The Internet of Things
Essentially, smart cities have that name for the same reason smartphones and smart homes do; they have components that can send and receive data wirelessly. In fact, devices or objects that can be connected wireless fall under the umbrella of what is called the Internet of Things (IoT).
In practice, various infrastructural elements within a smart city are filled with sensors that communicate key data to public and private entities. With that data, more expedient and efficient municipal maintenance and service can be performed. And this urban optimization is important as by 2050, 60 percent of the world population will live in cities. And those cities will need to operate much smoother than they do now to accommodate so many people.
Smart Electric Grids
One element of the smart city revolution that has already been implemented throughout the United States is smart electric grids. An improvement on the networks of power stations, transmission lines and transformers that have provided electricity for centuries, smart grids use wireless sensors to relay relevant data to utility companies. Consequently, they allow for electricity to be transmitted to customers more efficiently, street lights to be repaired quickly and power outage times to be greatly limited.

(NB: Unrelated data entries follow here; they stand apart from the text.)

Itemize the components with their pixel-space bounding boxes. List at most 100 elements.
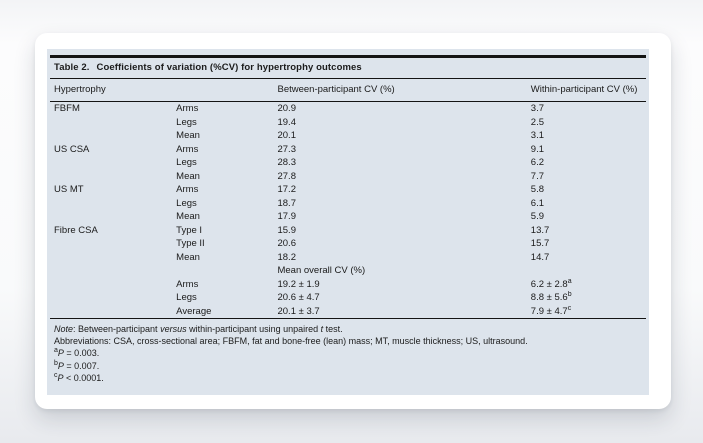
group-cell: US CSA xyxy=(54,143,90,155)
table-title: Table 2. Coefficients of variation (%CV) … xyxy=(50,58,646,78)
between-cv-cell: 17.2 xyxy=(277,184,296,195)
title-rule-divider xyxy=(50,77,646,79)
between-cv-cell: 20.6 ± 4.7 xyxy=(277,292,320,303)
table-row: Mean 20.1 3.1 xyxy=(50,129,646,143)
region-cell: Mean xyxy=(176,251,200,263)
between-cv-cell: 19.2 ± 1.9 xyxy=(277,278,320,290)
table-number-label: Table 2. xyxy=(54,61,90,73)
group-cell: US MT xyxy=(54,184,84,195)
group-cell xyxy=(50,129,172,143)
group-cell xyxy=(50,251,172,265)
between-cv-cell: 27.3 xyxy=(277,143,296,155)
header-row: Hypertrophy Between-participant CV (%) W… xyxy=(50,79,646,102)
region-cell: Legs xyxy=(176,116,197,128)
table-title-text: Coefficients of variation (%CV) for hype… xyxy=(96,61,362,73)
footnote-pvalue: bP = 0.007. xyxy=(54,359,100,371)
region-cell: Mean xyxy=(176,211,200,222)
table-row: Legs 20.6 ± 4.7 8.8 ± 5.6b xyxy=(50,291,646,305)
region-cell: Type II xyxy=(176,238,205,249)
between-cv-cell: 17.9 xyxy=(277,211,296,222)
within-cv-cell: 3.1 xyxy=(530,130,544,141)
paper-card: Table 2. Coefficients of variation (%CV) … xyxy=(35,33,671,409)
within-cv-cell: 15.7 xyxy=(530,238,550,249)
region-cell: Arms xyxy=(176,103,199,114)
within-cv-cell: 8.8 ± 5.6b xyxy=(530,291,572,303)
within-cv-cell: 2.5 xyxy=(530,116,544,128)
table-row: Legs 18.7 6.1 xyxy=(50,197,646,211)
group-cell xyxy=(50,305,172,319)
within-cv-cell: 6.2 ± 2.8a xyxy=(530,277,572,290)
region-cell: Legs xyxy=(176,157,197,168)
within-cv-cell xyxy=(527,264,646,278)
within-cv-cell: 5.8 xyxy=(530,184,544,195)
group-cell xyxy=(50,264,172,278)
region-cell: Average xyxy=(176,305,212,317)
cv-table: Hypertrophy Between-participant CV (%) W… xyxy=(50,79,646,318)
table-row: Arms 19.2 ± 1.9 6.2 ± 2.8a xyxy=(50,278,646,292)
table2-panel: Table 2. Coefficients of variation (%CV) … xyxy=(47,49,649,396)
group-cell xyxy=(50,156,172,170)
group-cell xyxy=(50,210,172,224)
region-cell: Legs xyxy=(176,197,197,209)
footnote-pvalues: aP = 0.003. bP = 0.007. cP < 0.0001. xyxy=(54,347,642,384)
within-cv-cell: 9.1 xyxy=(530,143,544,155)
region-cell: Type I xyxy=(176,224,203,236)
within-cv-cell: 13.7 xyxy=(530,224,550,236)
table-row: Mean 27.8 7.7 xyxy=(50,170,646,184)
between-cv-cell: 20.6 xyxy=(277,238,296,249)
column-header-between: Between-participant CV (%) xyxy=(273,79,527,102)
group-cell: Fibre CSA xyxy=(54,224,98,236)
region-cell: Mean xyxy=(176,130,200,141)
within-cv-cell: 5.9 xyxy=(530,211,544,222)
group-cell xyxy=(50,170,172,184)
within-cv-cell: 7.7 xyxy=(530,170,544,182)
footnote-note: Note: Between-participant versus within-… xyxy=(54,324,343,334)
region-cell: Mean xyxy=(176,170,200,182)
group-cell xyxy=(50,116,172,130)
table-row: Legs 19.4 2.5 xyxy=(50,116,646,130)
table-row: Mean 17.9 5.9 xyxy=(50,210,646,224)
between-cv-cell: Mean overall CV (%) xyxy=(277,265,366,276)
footnotes-block: Note: Between-participant versus within-… xyxy=(50,318,646,386)
group-cell xyxy=(50,278,172,292)
region-cell: Legs xyxy=(176,292,197,303)
within-cv-cell: 14.7 xyxy=(530,251,550,263)
column-header-region xyxy=(172,79,274,102)
table-row: US MT Arms 17.2 5.8 xyxy=(50,183,646,197)
table-row: Type II 20.6 15.7 xyxy=(50,237,646,251)
between-cv-cell: 15.9 xyxy=(277,224,296,236)
region-cell: Arms xyxy=(176,278,199,290)
between-cv-cell: 27.8 xyxy=(277,170,296,182)
table-row: Average 20.1 ± 3.7 7.9 ± 4.7c xyxy=(50,305,646,319)
top-rule-divider xyxy=(50,55,646,58)
group-cell xyxy=(50,197,172,211)
footnote-abbreviations: Abbreviations: CSA, cross-sectional area… xyxy=(54,336,528,347)
table-row: Legs 28.3 6.2 xyxy=(50,156,646,170)
within-cv-cell: 6.2 xyxy=(530,157,544,168)
within-cv-cell: 7.9 ± 4.7c xyxy=(530,304,572,317)
table-body: FBFM Arms 20.9 3.7 Legs 19.4 2.5 Mean 20… xyxy=(50,102,646,319)
group-cell xyxy=(50,291,172,305)
group-cell xyxy=(50,237,172,251)
table-row: Mean overall CV (%) xyxy=(50,264,646,278)
within-cv-cell: 3.7 xyxy=(530,103,544,114)
column-header-within: Within-participant CV (%) xyxy=(526,79,646,102)
region-cell: Arms xyxy=(176,184,199,195)
between-cv-cell: 20.1 xyxy=(277,130,296,141)
group-cell: FBFM xyxy=(54,103,80,114)
between-cv-cell: 20.9 xyxy=(277,103,296,114)
table-row: Fibre CSA Type I 15.9 13.7 xyxy=(50,224,646,238)
table-row: US CSA Arms 27.3 9.1 xyxy=(50,143,646,157)
footnote-pvalue: aP = 0.003. xyxy=(54,347,100,359)
between-cv-cell: 18.2 xyxy=(277,251,296,263)
column-header-hypertrophy: Hypertrophy xyxy=(50,79,173,102)
footnote-pvalue: cP < 0.0001. xyxy=(54,371,104,383)
between-cv-cell: 20.1 ± 3.7 xyxy=(277,305,320,317)
region-cell: Arms xyxy=(176,143,199,155)
between-cv-cell: 18.7 xyxy=(277,197,296,209)
within-cv-cell: 6.1 xyxy=(530,197,544,209)
table-row: FBFM Arms 20.9 3.7 xyxy=(50,102,646,116)
between-cv-cell: 28.3 xyxy=(277,157,296,168)
region-cell xyxy=(172,264,273,278)
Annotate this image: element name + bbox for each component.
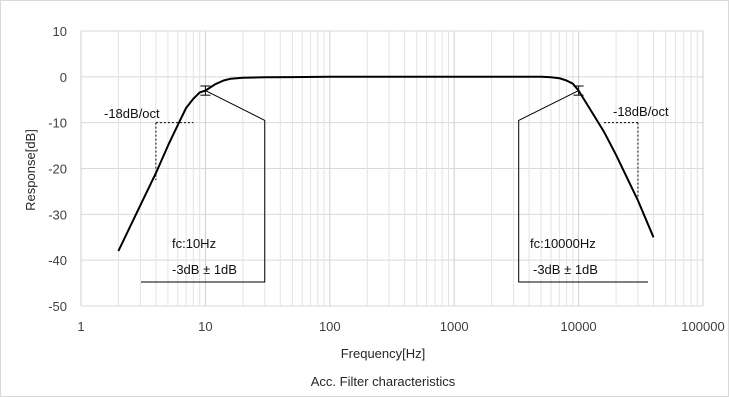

The rise of smart cities will have a major impact on construction. By using self-driving and remotely operated construction equipment such as pavers and excavators, engineers and workers can build and maintain essential urban arteries like road and tunnels more efficiently and safely than ever before.
Moreover, as concrete can be embedded with smart sensors, maintenance administrators will be notified of infrastructure problems like rebar corrosion and structural deformation well before they have an impact on local residents.
Emerging IOT technologies also have the potential to make cities considerably more livable and environmentally friendly.
First, by providing smart cars with a constant stream of traffic data, car collision rates will decline. Similarly, cars, trucks and buses will be able to traverse the city more efficiently as their routing will be influenced by data regarding traffic jams and road closures. Municipalities can further reduce traffic by letting drivers know where open parking spaces are and giving them the ability to make contactless payments.
Additionally, reducing congestion through a city will greatly reduce the amount of air pollution that is generated by vehicle emissions of greenhouse gases. As vehicle emissions are responsible for 28 percent of greenhouse gases in the United States, smart cities have the potential to not only improve air quality, but also address the issue of global warming.
Another major implication of the rise of smart cities is that there will be increasing need workers who are skilled in various STEAM (science, technology, engineering, art and technology) disciplines. The urban centers of tomorrow will need millions skilled and experienced people to make them function properly. As such, conscientious young people should ensure their futures by taking STEAM courses today.